On December 10, 1817, Mississippi was admitted to United States as the 20th state of the nation. The first capital was located in Natchez. In 1822 the capital was moved to the more central location of Jackson. In celebration the State of Mississippi will be presenting special events throughout the state all in preparation for the grand opening of the Museum of Mississippi History and the Mississippi Civil Rights Museum on December 9, 2017.
The territory that would become Mississippi was inhabited by Native Americans for thousands of years before the arrival of Europeans to the region. The first major European expedition into the area was in 1540 led by Hernando De Soto. In 1699 the French claimed the territory that included Mississippi as part of their colony of New France and began settlement along the Gulf Coast. In 1716, the French founded Natchez as Fort Rosalie. Later it became part of West Florida under British rule. Mississippi was under Spanish rule after France’s defeat in the Seven Year’s War. In 1783 the Mississippi area was deeded by Great Britain to the United States of America after the later won its independence in the American Revolution.
The State of Mississippi will present three concerts to celebrate the bicentennial. The Mississippi Bicentennial Concert Celebration South will be at Centennial Plaza in Gulfport on April 1, 2017. The Mississippi Bicentennial Concert Celebration North will be in Oxford at the Gertrude C. Ford Center for the Performing Arts on June 24, 2017. The final concert will be in Jackson on December 9, 2017. All three concerts are free and open to the public.

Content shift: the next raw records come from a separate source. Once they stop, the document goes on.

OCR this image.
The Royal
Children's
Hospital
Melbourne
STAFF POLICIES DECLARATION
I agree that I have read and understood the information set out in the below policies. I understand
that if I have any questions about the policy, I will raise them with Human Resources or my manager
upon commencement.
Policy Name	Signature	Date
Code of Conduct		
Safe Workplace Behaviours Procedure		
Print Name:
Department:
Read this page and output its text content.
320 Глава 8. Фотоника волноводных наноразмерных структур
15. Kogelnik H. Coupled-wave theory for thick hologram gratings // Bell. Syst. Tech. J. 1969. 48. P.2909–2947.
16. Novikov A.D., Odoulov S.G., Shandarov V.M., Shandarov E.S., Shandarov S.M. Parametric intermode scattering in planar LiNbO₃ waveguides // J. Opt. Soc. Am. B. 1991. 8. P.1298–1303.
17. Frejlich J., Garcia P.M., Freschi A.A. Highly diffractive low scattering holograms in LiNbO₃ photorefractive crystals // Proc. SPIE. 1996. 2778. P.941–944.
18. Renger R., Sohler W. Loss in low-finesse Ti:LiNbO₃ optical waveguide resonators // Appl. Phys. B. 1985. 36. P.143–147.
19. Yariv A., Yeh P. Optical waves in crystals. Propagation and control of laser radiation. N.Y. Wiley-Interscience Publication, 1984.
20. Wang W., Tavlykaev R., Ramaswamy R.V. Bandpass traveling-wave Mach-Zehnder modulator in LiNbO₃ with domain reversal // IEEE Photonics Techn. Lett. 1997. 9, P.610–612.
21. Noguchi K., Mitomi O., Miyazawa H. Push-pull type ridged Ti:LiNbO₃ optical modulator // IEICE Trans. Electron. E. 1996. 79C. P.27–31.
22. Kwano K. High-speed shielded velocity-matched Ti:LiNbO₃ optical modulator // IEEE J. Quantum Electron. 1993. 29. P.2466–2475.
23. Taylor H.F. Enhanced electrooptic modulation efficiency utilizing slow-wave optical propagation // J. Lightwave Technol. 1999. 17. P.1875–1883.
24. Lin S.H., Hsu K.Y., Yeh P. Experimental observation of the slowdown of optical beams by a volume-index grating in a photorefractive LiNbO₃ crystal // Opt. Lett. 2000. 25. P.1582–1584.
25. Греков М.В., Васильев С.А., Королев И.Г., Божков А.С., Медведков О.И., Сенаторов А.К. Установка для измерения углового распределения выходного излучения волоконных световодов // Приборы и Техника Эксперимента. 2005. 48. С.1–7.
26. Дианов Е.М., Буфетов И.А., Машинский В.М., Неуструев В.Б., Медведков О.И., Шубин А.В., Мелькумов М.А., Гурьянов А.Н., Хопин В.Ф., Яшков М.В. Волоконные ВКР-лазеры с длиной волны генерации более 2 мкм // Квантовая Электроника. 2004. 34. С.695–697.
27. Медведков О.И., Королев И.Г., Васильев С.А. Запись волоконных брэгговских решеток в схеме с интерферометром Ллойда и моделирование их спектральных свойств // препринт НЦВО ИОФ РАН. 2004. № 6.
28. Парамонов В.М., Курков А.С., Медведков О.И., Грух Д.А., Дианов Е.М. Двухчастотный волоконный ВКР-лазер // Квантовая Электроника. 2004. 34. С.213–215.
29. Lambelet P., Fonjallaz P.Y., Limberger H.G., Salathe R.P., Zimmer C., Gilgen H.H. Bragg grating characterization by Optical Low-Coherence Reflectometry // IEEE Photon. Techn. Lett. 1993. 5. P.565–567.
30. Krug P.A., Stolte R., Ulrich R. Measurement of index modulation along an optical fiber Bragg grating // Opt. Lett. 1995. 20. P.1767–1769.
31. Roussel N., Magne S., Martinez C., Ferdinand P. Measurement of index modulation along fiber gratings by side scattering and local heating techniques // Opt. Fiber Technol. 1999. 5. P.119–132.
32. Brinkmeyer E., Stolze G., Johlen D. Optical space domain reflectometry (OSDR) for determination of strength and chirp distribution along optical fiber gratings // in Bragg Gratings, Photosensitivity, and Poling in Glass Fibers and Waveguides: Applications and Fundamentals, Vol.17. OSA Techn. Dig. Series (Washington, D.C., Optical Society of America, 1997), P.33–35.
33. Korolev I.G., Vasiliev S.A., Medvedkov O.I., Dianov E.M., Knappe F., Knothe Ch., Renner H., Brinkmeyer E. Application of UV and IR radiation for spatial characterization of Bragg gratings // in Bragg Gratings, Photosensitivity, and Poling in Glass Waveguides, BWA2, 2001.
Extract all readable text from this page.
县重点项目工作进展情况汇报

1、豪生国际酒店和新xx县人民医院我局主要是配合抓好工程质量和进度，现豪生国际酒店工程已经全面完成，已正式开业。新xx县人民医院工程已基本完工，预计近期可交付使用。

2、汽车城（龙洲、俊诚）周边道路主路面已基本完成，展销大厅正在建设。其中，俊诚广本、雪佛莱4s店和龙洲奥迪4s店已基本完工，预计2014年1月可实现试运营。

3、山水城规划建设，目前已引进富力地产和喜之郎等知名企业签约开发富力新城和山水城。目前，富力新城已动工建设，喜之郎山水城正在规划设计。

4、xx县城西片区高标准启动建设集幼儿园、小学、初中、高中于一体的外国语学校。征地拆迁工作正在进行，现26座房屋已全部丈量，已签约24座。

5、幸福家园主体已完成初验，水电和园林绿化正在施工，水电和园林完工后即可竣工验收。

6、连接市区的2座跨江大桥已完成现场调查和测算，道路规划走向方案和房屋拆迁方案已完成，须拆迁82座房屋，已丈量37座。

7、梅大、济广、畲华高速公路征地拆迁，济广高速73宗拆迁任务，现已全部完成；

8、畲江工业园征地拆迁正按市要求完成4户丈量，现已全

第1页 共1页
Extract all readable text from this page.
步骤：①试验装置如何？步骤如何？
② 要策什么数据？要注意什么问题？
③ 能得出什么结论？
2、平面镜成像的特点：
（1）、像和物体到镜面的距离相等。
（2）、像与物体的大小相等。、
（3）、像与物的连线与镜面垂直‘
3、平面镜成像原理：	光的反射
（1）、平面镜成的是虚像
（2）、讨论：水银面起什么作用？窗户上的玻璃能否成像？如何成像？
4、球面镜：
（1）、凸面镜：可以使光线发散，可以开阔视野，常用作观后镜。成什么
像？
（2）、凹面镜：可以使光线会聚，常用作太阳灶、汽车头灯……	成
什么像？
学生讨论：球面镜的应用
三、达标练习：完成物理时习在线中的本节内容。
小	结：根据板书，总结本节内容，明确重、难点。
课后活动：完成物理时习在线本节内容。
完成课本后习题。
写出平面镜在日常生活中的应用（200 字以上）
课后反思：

In the months leading up to the opening of the museums in December a rare 20-star United States flag and the original State of Mississippi Constitution will be touring the state. Only two official United States flags were used before the 20-star. The first had thirteen stars and stripes to represent the original colonies and flew from 1777 until 1795. The second flag added two stars and two stripes and flew until April 13, 1818, when the 20-star flag replaced it. The locations for all events can be found at www.ms200.org.